Alphabet (GOOG/GOOGL) shares initially rose in the wake of last night’s announcement but have since pulled back (down -1.25% in the premarket) as investors dug into the announcement which showed an EPS miss but a beat on sales. The announcement revealed that while ad sales declined, they are beginning to recover. The company also highlighted strength in its cloud services. Potential average analyst target upside: +23.0%.

ALSO, this mornin’: Vertiv, Owens Corning, Thermo Fisher Scientific, Hilton Worldwide, Otis Worldwide, Boston Scientific, WABCO, Humana, General Dynamic, and ADP all beat on EPS and Revenues while Old Dominion Freight came up short.

YESTERDAY’S MARKETS

Stocks fell yesterday on a handful of worries from bank earnings to weak economic numbers.

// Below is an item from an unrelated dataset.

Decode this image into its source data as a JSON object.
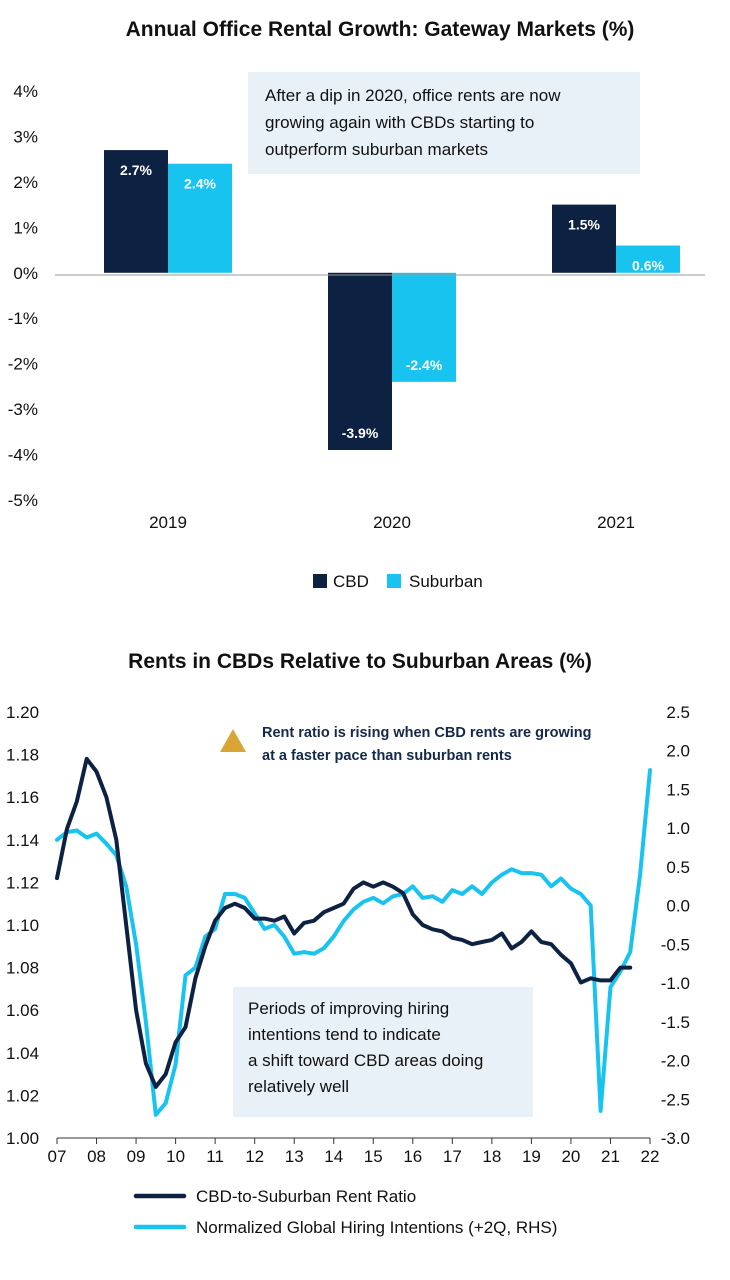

The S&P500 traded lower by -1.58%, the Dow Jones Industrial Average declined by -1.02%, the Nasdaq Composite Index dropped by -1.98%, and the Russell 2000 Index sold off by -2.40%. Bonds gained and 10-year Treasury Note yields slipped by -9 basis points to 3.39%. Cryptos added +0.31% and Bitcoin advanced by +1.89%.

NEXT UP

  • Durable Goods Orders (March) may have increased by +0.7% after declining by -1.0% in February.
  • Fed speakers are in a press black out period ahead of next week’s FOMC meeting.
  • After the closing bell earnings release bonanza: Mattel, Roku, Edwards Lifesciences, KLA Corp, eBay, BioMarin, Wolfspeed, Teladoc Health, American Water Works, Meta, Sunnova Energy, Annaly Capital Management, Churchill Downs, United Rentals, Molina Healthcare, ServiceNow, O’Reilly Automotive, Waste Management, Helen of Troy, and Raymond James.